Piccolo: Distributed Computing via Shared Tables

Saturday, December 8th, 2012

Piccolo: Distributed Computing via Shared Tables

From the homepage:

Piccolo is a framework designed to make it easy to develop efficient distributed applications.

In contrast to traditional data-centric models (such as Hadoop) which present the user a single object at a time to operate on, Piccolo exposes a global table interface which is available to all parts of the computation simulataneously. This allows users to specify programs in an intuitive manner very similar to that of writing programs for a single machine.

Piccolo includes a number of optimizations to ensure that using this table interface is not just easy, but also fast:

Locality
To ensure locality of execution, tables are explicitly partitioned across machines. User code that interacts with the tables can specify a locality preference: this ensures that the code is executed locally with the data it is accessing.
Load-balancing
Not all load is created equal – often some partition of a computation will take much longer then others. Waiting idly for this task to finish wastes valuable time and resources. To address this Piccolo can migrate tasks away from busy machines to take advantage of otherwise idle workers, all while preserving the locality preferences and the correctness of the program.
Failure Handling
Machines failures are inevitable, and generally occur when you’re at the most critical time in your computation. Piccolo makes checkpointing and restoration easy and fast, allowing for quick recovery in case of failures.
Synchronization
Managing the correct synchronization and update across a distributed system can be complicated and slow. Piccolo addresses this by allowing users to defer synchronization logic to the system. Instead of explicitly locking tables in order to perform updates, users can attach accumulation functions to a table: these are used automatically by the framework to correctly combine concurrent updates to a table entry.

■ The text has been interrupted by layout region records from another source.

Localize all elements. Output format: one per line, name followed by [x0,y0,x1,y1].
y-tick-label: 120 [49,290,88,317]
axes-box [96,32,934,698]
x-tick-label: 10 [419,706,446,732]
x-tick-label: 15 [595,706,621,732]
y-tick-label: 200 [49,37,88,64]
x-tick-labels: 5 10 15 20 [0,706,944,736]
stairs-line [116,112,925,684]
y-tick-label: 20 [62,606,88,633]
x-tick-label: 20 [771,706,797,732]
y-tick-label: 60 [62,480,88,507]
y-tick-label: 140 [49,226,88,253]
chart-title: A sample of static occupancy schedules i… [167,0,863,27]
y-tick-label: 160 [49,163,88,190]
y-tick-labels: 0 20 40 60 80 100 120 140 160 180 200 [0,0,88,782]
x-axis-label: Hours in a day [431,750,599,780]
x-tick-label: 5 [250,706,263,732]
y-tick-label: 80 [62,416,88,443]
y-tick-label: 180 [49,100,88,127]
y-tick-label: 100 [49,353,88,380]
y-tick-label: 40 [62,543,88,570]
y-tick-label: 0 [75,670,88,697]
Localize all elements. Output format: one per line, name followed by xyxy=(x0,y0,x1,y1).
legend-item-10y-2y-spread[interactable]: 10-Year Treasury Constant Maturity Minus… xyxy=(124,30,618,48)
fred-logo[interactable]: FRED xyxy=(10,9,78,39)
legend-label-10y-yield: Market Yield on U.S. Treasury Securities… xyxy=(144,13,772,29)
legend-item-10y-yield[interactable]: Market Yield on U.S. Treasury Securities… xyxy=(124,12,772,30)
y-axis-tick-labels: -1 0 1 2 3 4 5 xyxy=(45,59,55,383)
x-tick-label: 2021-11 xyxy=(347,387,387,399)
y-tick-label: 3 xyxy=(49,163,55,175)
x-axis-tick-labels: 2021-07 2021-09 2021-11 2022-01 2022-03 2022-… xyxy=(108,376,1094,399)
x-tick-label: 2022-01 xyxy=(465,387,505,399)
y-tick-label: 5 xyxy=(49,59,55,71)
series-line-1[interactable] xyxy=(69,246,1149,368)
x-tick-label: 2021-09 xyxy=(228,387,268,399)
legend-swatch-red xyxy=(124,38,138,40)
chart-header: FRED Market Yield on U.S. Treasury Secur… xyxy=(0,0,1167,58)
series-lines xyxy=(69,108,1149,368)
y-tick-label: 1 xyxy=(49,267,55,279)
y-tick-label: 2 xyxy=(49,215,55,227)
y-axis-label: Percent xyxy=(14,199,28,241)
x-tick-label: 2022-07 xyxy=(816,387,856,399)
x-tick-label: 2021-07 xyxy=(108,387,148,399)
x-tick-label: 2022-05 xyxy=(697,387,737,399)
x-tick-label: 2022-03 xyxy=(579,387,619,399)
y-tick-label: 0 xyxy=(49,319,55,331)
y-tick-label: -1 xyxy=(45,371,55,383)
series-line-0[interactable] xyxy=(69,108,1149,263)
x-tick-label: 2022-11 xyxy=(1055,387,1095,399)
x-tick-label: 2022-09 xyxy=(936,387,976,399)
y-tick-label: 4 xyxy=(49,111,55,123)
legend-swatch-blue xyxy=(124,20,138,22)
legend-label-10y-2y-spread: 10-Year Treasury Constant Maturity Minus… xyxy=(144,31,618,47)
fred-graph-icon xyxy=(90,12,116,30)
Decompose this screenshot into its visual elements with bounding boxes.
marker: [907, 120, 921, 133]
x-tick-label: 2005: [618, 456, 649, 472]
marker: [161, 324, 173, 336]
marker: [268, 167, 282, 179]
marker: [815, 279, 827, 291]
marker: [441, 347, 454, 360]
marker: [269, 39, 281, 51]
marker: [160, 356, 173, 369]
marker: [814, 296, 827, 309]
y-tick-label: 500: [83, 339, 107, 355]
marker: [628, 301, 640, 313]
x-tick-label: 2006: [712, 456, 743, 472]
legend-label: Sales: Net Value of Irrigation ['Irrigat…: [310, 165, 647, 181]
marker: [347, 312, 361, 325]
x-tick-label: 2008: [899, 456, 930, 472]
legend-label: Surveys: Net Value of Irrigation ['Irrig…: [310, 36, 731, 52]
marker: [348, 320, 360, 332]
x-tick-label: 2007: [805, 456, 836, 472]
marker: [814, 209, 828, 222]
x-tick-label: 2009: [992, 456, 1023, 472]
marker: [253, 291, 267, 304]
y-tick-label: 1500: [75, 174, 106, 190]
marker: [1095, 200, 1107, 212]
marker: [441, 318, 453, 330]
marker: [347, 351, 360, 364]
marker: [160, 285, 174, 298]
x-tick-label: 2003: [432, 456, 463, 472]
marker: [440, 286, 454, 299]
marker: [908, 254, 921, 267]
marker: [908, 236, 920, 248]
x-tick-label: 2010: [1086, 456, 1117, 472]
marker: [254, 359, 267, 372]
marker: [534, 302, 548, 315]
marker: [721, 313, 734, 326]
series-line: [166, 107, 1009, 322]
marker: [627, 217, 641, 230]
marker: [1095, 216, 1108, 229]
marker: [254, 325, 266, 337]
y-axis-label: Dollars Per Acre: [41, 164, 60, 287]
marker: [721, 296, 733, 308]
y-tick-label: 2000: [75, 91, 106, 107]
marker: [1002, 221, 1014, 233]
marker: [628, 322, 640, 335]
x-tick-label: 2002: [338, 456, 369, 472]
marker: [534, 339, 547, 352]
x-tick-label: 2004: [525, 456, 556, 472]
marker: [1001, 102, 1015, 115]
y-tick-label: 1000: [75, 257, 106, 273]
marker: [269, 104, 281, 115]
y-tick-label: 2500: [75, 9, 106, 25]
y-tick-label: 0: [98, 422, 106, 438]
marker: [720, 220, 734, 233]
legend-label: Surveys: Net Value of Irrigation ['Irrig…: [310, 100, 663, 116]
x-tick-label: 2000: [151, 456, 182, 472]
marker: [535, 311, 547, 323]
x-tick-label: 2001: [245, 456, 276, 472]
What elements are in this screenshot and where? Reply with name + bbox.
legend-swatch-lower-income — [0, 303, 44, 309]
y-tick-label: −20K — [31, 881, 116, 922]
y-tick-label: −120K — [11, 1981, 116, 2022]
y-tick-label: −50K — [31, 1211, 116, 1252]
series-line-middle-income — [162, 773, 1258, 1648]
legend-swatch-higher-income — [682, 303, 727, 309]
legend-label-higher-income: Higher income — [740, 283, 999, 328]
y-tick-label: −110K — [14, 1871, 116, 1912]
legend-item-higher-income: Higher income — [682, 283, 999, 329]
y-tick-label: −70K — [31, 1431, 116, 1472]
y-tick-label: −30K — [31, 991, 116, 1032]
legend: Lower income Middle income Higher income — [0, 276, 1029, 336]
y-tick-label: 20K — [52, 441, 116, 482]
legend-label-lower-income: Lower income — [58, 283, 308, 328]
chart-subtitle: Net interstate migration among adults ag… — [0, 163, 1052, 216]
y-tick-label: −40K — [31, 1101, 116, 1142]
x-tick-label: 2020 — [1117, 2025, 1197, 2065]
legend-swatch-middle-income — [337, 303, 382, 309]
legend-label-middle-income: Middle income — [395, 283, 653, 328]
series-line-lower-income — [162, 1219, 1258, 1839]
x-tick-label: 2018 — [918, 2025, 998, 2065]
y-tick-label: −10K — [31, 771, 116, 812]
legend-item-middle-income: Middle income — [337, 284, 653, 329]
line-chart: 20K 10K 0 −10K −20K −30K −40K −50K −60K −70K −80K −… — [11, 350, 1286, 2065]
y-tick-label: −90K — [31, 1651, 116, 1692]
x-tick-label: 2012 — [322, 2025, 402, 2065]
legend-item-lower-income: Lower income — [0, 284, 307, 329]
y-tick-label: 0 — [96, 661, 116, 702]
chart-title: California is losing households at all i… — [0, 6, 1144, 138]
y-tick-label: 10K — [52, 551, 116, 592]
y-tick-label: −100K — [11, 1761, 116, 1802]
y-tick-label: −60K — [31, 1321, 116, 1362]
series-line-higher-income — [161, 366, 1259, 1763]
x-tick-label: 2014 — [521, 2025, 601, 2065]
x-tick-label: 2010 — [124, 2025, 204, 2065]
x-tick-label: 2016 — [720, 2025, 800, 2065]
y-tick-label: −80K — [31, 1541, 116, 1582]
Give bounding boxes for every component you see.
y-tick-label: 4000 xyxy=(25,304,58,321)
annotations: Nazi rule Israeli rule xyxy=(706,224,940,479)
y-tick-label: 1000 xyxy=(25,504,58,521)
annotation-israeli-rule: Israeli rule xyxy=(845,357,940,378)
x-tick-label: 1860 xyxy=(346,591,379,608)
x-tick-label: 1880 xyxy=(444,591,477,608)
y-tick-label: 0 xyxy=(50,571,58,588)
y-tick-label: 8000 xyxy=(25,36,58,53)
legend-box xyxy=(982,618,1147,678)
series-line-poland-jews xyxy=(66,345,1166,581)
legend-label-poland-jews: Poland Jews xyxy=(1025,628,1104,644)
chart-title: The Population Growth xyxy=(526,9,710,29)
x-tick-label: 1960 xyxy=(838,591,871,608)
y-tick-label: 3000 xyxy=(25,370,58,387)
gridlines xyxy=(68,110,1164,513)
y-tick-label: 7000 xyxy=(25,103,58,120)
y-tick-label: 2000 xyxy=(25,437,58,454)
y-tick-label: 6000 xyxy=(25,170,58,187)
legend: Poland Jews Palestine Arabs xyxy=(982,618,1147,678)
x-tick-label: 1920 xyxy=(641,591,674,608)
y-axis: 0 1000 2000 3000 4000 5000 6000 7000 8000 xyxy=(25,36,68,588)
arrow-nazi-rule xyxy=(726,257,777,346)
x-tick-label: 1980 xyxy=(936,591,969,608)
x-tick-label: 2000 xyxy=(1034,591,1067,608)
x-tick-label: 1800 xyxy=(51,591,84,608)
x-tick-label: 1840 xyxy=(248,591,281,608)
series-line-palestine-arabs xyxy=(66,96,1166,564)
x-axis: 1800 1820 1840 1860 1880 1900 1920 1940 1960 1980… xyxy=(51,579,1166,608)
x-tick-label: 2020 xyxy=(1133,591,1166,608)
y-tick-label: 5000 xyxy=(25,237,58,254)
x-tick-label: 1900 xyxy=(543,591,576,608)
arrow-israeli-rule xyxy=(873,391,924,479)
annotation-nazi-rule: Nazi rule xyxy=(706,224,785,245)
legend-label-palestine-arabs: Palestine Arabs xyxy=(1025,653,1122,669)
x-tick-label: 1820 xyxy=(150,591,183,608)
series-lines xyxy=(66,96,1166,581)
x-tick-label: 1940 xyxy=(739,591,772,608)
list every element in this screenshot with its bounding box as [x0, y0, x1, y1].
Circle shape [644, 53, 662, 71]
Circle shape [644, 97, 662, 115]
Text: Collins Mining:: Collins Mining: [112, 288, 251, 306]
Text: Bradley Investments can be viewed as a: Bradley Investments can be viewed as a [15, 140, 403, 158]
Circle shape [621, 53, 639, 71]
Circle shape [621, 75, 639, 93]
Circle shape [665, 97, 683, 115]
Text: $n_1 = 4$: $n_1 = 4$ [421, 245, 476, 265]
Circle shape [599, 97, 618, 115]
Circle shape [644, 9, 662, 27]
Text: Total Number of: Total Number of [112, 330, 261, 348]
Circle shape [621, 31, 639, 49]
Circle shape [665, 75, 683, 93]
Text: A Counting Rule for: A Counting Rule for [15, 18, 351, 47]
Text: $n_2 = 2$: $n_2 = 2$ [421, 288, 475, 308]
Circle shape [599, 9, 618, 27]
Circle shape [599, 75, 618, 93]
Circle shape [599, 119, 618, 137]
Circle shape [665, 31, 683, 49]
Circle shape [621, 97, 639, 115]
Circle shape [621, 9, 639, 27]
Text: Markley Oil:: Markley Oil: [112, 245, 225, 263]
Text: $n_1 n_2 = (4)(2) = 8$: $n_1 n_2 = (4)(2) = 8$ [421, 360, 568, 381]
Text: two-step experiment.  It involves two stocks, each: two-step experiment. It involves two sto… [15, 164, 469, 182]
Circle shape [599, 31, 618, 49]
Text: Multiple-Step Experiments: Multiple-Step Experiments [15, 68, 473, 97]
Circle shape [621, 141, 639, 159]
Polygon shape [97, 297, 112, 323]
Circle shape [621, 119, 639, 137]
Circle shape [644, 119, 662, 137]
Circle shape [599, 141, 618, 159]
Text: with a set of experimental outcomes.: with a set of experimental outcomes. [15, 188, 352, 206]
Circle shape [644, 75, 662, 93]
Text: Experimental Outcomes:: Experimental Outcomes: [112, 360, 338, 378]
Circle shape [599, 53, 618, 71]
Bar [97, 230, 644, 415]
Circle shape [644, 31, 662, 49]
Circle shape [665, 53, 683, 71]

The closer you are to the metal, the more aware you will be of the distributed nature of processing and data.

Will the success of distributed processing/storage be when all but systems architects are unaware of its nature?

GraphLab vs. Piccolo vs. Spark

Saturday, December 8th, 2012

GraphLab vs. Piccolo vs. Spark by Danny Bickson.

From the post:

I got an interesting case study from Cui Henggang, a first year graduate student at CMU Parallel Data Lab. Cui implemented GMM on GraphLab, for comparing its performance to Piccolo and Spark. His collaborators on this projects where Jinliang Wei and Wei Dai. The algorithm is described on Chris Bishop, Pattern Recognition and Machine Learning, Chapter 9.2, page 438.

Danny reports Chu will be releasing his report and posting his GMM code to the graphic models toolkit (GraphLab).

I will post a pointer when the report appears, here and probably in a new post as well.